ARCHIVE: The Examined Life, Cinema Style
The Examined Life, Cinema Style
July 2013
Sitting with a couple of lovely women the other day, none of us having much to do at the moment, I livened things up by mentioning that my birthday is this week.
This is nothing new. I’ll tell complete strangers that it’s my birthday, including, if absolutely necessary, by stopping traffic. It’s just a thing.
This led to a conversation about horoscopes, about which I know next to nothing and care even less, and one of my companions, a woman my age, mentioned that astrology had been a big thing during high school.
“High school was a long time ago,” I said, which gives you an idea of what a sparkling conversationalist I can be, and which itself led to another meandering discussion that ended with me singing my high school fight song, with mixed results (more enthusiasm needed, maybe, and possibly a pitch pipe).
For most time frames other then geological, though, high school actually was a long time ago for me. Forty years, in fact. If you’re about to turn 40 and feeling a little old, you should stop that now. I win that game.
Framing our high school years as seminal is nothing new. It’s a cliché now that our secondary education-style socialization has become a model for everything we will do and have done, although I think we’re all being a little theatrical here. I’m just glad I finally got a decent haircut. I have no idea what I was thinking back then.
But there are things, important and maybe crucial things, that happened during those four years for many of us. I have my stories, you have yours, and I’m pretty sure they align in familiar ways. Love, friendship, flourishing passions and interests, future paths appearing…you know what I’m talking about. Good or bad, fond memories or not so much, those were important years. Most of us learned some stuff, even geometry.
My memories are mostly good, which probably means they’re selective, although I can still conjure up a few scenes that make me cringe, and there are a couple of things I still probably shouldn’t tell my mother. She’d just worry.
But they’re sticky, these high school years, Post-It notes for crowded brains, cluttering up already messy memories. They can surprise us with their endurance, and their tendency to walk into our consciousness when we have better things to do.
It happened to me this past weekend, in fact. It wasn’t déjà vu; I knew exactly what I was remembering, but it was still sudden and surprising. “I’ve done this before,” I thought, and I had.
I mentioned last week that I’ve been involved in a movie project, a local feature film that needed a 60-year-old actor and settled on a 54-year-old writer who has a very gray beard. We spent most of the past week filming at a house in Lake Forest Park, whose gracious owners vacated the premises out of a sense of artistic support and self preservation, and whose home began to resemble nothing so much as a house overrun by high schoolers whose parents made a bad decision about going out of town. There was beer, in other words.
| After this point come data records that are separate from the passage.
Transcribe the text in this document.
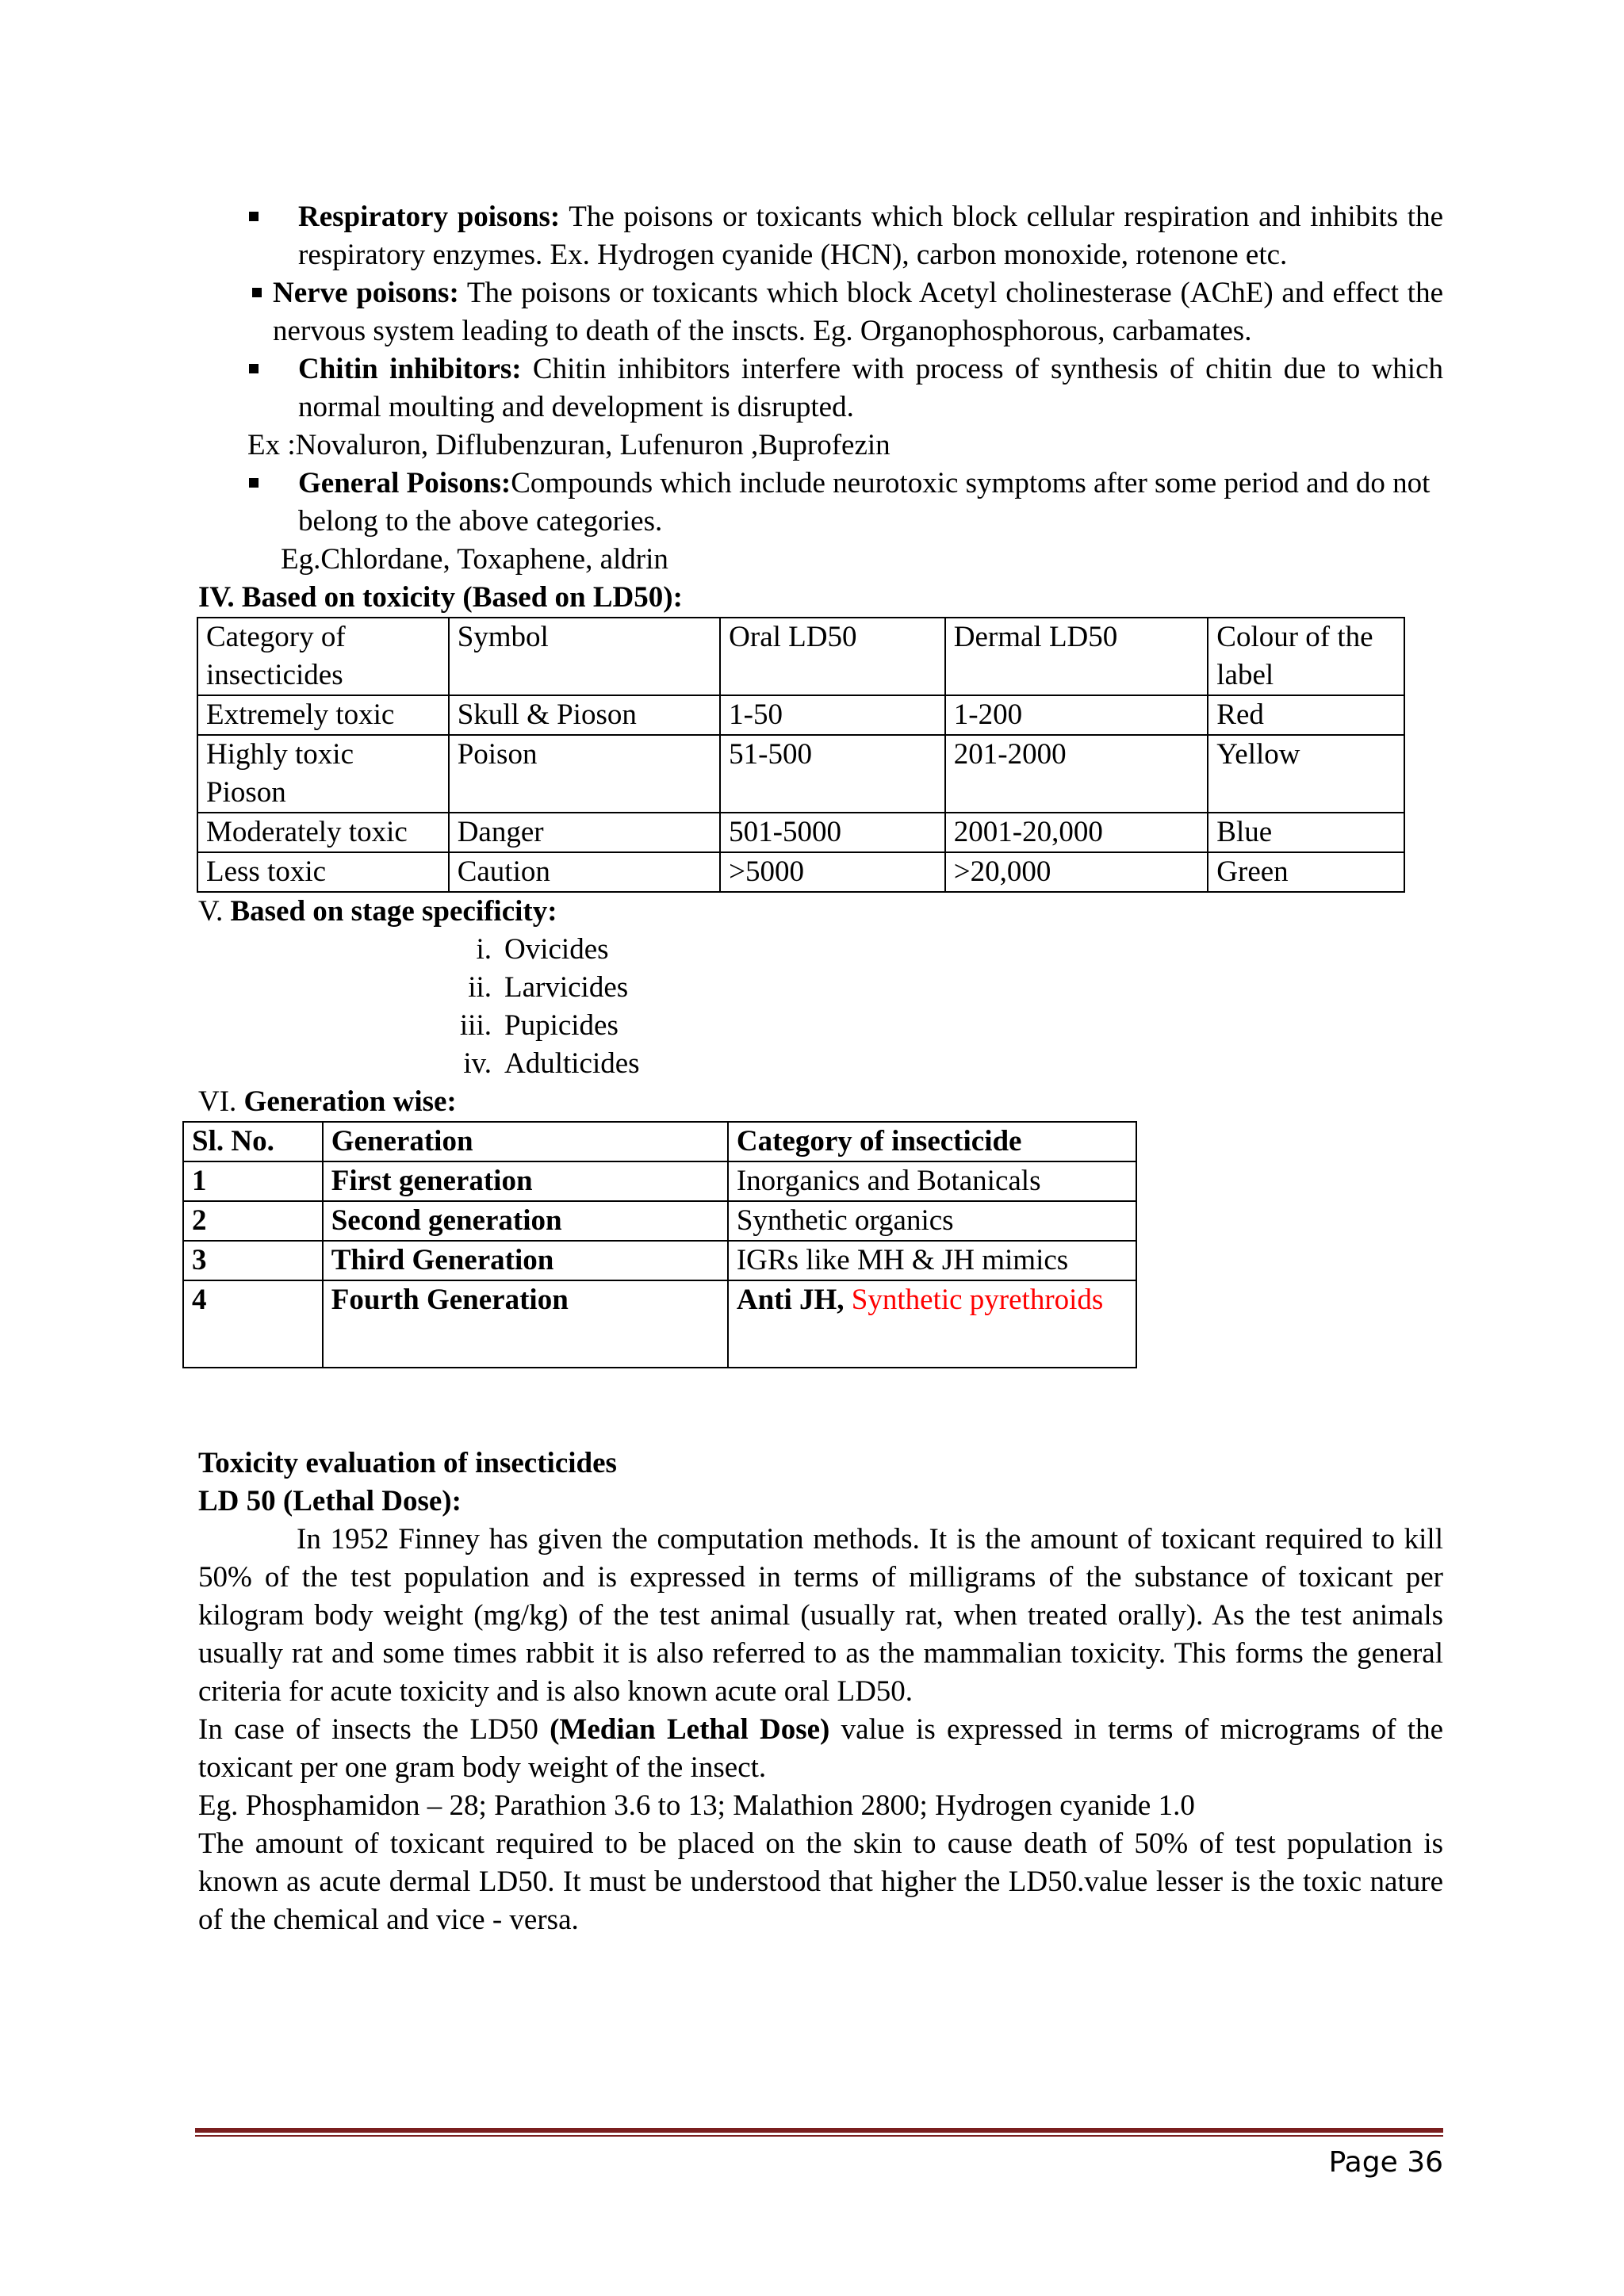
Respiratory poisons: The poisons or toxicants which block cellular respiration and inhibits the respiratory enzymes. Ex. Hydrogen cyanide (HCN), carbon monoxide, rotenone etc.
Nerve poisons: The poisons or toxicants which block Acetyl cholinesterase (AChE) and effect the nervous system leading to death of the inscts. Eg. Organophosphorous, carbamates.
Chitin inhibitors: Chitin inhibitors interfere with process of synthesis of chitin due to which normal moulting and development is disrupted.
Ex :Novaluron, Diflubenzuran, Lufenuron ,Buprofezin
General Poisons:Compounds which include neurotoxic symptoms after some period and do not belong to the above categories.
Eg.Chlordane, Toxaphene, aldrin
IV. Based on toxicity (Based on LD50):
Category of insecticides	Symbol	Oral LD50	Dermal LD50	Colour of the label
Extremely toxic	Skull & Pioson	1-50	1-200	Red
Highly toxic Pioson	Poison	51-500	201-2000	Yellow
Moderately toxic	Danger	501-5000	2001-20,000	Blue
Less toxic	Caution	>5000	>20,000	Green
V. Based on stage specificity:
i. Ovicides
ii. Larvicides
iii. Pupicides
iv. Adulticides
VI. Generation wise:
Sl. No.	Generation	Category of insecticide
1	First generation	Inorganics and Botanicals
2	Second generation	Synthetic organics
3	Third Generation	IGRs like MH & JH mimics
4	Fourth Generation	Anti JH, Synthetic pyrethroids
Toxicity evaluation of insecticides
LD 50 (Lethal Dose):
In 1952 Finney has given the computation methods. It is the amount of toxicant required to kill 50% of the test population and is expressed in terms of milligrams of the substance of toxicant per kilogram body weight (mg/kg) of the test animal (usually rat, when treated orally). As the test animals usually rat and some times rabbit it is also referred to as the mammalian toxicity. This forms the general criteria for acute toxicity and is also known acute oral LD50.
In case of insects the LD50 (Median Lethal Dose) value is expressed in terms of micrograms of the toxicant per one gram body weight of the insect.
Eg. Phosphamidon – 28; Parathion 3.6 to 13; Malathion 2800; Hydrogen cyanide 1.0
The amount of toxicant required to be placed on the skin to cause death of 50% of test population is known as acute dermal LD50. It must be understood that higher the LD50.value lesser is the toxic nature of the chemical and vice - versa.
Page 36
And me, bearded and beer-less, and as I wandered around during the filming of a series of scenes, searching for my movie wife, looking into empty rooms while a Steadicam followed me around and shot footage from all sorts of embarrassing angles (there are no good angles at my age), it began to feel very familiar. And so I remembered.
In 1976, the year I graduated from high school and the Steadicam made its debut, I had the opportunity to act in a student film, a 30-minute production shot on videotape with stationary cameras, and in retrospect featuring plenty of those cringing moments. It felt important at the time, though, a chance to learn some new stuff, and at one point my character spent a few scenes wandering around the campus, looking for people, peering through windows and glancing into empty classrooms. So there it was: I had, in fact, done it before.
There’s something unsettling about this sort of familiarity, realizing that we’ve walked these same steps in this same way. Comparisons are inevitable; joints are noisier, fat molecules have found a new home in odd places (i.e., everywhere), and sometimes hair has vacated the premises in spots very susceptible to the Steadicam.
But I’d also argue that familiarity can breed comfort, smoothing rough edges under uncertain circumstances. Making a movie is a strange thing for a civilian to do, particularly surrounded by 20-somethings who seem expert and assured and maybe a little overly concerned that one of their actors is a statistical time bomb, a clogged artery away from recasting at the last minute, and comfort helps. Beer might, too, although I settled for naps on the couch, during which the crew went about their business while taking many, many pictures of me sleeping with their phones. It helped to remember that I’d been there, briefly, before.
Two movies under my belt (there’s not much room over it) is not a lot, but they do feel like bookends, adventures in another life in several ways, shaking the snow globe as I wander toward senior citizenry. The chances of doing it again are slight, so I’m trying to savor the present and remember the past at the same time. As I say, the past helps.
And the words to the fight song? Nailed it.